Elizabeth stood next to Candace, wearing a black crepe Dior. She was oldest at forty-four, but looked thirty with her tawny hair swept back from her face, accentuating her high cheekbones and exotic eyes. There was nothing token about her membership on any of the seven local charity boards on which she served. Elizabeth was organized and she always had a plan. If she couldn’t get what you n
eeded, it couldn’t be gotten. Some of the light had died in her eyes when her beloved William had died back in February. But everyone in the Cove made it their business to give back some of the support Elizabeth had given to so many over the years.
Darlene looked on to the third woman, Miranda Coffield. As intense and quiet as Candace was bold and Elizabeth was organized, Miranda had been married to a shrink, Samuel, but had divorced him because he’d given psychiatric counseling to a pedophile and refused to give counseling to the victim’s family because he said it was a conflict of interest. For Miranda, this was an unforgivable choice. He’d always taken the easy way out, the path of least resistance. That had annoyed and embarrassed her for years. Miranda felt a good man would have had the character to make the offer on his own, because it was the right thing to do. Sam hadn’t, and she refused to share her life or her bed with a man who lacked character.
Dripping in enough diamonds to make Lloyd’s of London break into a cold sweat, she’d taken Sam to the proverbial cleaners, used the money to build a youth center in the victim’s memory, and paid for the family’s grief counseling with another psychiatrist—and the Covers had loved Miranda for it. Sam had been invited to move his practice to another town. Since he’d left, anyone with a moral dilemma or a domestic “challenge” (“problems” were for those too uncivilized to seek solutions, according to Miranda) turned to her for counseling. After all, she’d been more mentally healthy than her husband, the shrink, so she was certainly qualified to offer advice, and she did, which is why she was informed about everything and everyone in the Cove.

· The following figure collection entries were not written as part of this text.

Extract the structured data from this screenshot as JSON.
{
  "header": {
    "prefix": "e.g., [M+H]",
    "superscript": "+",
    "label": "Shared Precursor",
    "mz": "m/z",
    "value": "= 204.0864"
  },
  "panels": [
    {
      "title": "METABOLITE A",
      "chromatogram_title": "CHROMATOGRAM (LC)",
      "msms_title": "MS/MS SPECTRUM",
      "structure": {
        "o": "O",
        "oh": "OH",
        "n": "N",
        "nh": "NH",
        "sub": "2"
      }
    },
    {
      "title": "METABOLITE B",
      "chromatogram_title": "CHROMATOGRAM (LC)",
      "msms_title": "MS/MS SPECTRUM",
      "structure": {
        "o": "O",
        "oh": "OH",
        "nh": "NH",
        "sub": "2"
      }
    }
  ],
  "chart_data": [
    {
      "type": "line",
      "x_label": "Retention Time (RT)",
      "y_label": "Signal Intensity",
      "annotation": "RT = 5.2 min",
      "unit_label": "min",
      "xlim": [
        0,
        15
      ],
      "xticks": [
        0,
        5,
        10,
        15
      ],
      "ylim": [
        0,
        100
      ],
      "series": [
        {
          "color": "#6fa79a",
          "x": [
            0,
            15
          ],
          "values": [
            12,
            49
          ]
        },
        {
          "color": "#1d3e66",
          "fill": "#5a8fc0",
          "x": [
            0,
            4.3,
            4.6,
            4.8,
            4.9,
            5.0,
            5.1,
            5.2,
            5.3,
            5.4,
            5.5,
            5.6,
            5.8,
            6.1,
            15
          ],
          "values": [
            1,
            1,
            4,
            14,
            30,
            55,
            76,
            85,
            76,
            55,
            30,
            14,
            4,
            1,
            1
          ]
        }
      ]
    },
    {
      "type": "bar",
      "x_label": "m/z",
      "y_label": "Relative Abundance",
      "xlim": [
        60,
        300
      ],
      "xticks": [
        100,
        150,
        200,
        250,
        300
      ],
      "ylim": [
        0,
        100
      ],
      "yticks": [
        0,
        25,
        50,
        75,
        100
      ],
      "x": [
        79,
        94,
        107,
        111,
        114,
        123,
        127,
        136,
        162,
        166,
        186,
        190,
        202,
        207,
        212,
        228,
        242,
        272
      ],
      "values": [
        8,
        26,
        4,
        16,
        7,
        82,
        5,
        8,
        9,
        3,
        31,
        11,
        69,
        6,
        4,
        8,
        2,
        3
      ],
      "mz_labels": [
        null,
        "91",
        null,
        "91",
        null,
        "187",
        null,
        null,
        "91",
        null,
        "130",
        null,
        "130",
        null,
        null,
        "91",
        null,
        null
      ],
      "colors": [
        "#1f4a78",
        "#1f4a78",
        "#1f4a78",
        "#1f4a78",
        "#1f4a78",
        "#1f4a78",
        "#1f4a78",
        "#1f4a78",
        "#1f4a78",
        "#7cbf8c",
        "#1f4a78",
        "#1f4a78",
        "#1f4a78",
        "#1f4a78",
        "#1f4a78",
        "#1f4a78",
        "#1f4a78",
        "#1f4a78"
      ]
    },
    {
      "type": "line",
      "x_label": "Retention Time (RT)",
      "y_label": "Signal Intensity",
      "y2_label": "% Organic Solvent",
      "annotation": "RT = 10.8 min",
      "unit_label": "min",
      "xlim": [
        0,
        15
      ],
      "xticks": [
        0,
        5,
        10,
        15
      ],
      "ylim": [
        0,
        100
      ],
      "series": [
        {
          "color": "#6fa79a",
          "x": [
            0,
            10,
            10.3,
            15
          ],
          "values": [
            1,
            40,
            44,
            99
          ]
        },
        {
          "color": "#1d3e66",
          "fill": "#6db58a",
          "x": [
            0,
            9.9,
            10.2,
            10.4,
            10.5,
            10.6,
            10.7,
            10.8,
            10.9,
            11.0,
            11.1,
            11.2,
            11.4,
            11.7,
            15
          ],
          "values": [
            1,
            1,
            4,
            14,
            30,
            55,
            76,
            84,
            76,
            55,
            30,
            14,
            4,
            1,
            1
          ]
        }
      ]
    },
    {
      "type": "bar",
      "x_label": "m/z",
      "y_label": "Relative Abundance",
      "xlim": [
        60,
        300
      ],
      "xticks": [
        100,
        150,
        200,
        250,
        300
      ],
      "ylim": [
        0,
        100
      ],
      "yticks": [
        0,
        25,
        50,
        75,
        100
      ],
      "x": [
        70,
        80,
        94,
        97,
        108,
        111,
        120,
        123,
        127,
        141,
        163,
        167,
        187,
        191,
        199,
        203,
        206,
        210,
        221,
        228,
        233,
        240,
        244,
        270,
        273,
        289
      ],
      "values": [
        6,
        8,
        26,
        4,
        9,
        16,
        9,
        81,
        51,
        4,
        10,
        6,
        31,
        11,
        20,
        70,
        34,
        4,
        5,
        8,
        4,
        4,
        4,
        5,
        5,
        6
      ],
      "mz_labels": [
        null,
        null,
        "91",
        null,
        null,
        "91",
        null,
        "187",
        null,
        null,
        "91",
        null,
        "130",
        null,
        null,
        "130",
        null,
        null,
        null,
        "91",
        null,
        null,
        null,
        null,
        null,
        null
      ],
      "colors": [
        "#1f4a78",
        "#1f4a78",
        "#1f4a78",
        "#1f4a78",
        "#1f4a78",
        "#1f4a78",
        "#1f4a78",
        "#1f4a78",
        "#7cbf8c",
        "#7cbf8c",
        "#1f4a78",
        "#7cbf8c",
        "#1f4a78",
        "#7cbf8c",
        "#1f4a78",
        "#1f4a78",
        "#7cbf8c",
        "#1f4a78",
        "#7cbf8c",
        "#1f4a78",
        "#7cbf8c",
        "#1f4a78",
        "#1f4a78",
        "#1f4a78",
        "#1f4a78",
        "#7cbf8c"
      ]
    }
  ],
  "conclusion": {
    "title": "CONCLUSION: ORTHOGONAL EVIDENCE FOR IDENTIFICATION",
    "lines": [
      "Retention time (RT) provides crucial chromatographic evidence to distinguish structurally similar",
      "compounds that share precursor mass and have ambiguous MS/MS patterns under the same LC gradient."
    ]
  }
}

Paige Simpson inherited a fortune from her daddy, a prestigious lawyer, and opened a dozen New Age stores across the country. Standing on the far right in the photo, she wore no jewelry and seldom did since she didn’t need any adornments. Dressed in a soft gold lamé that made her flawless skin look like perfection itself—a challenge more easily met by someone barely thirty than by a woman cruising through her forties, like Darlene—Paige looked as sleek and sophisticated as the other women. Few would guess that under her polished exterior, she was an extremely creative woman with an unrelenting conscience, and an empath who felt too much and suffered mightily for it. None of them were perfect, including Paige. She talked about auras and karma too much for Elizabeth’s liking, but Darlene thought the differences in spirituality were about as significant as wearing different dresses. Like clothes, spirituality has to fit. So Paige’s New Age talk didn’t bother Darlene a bit.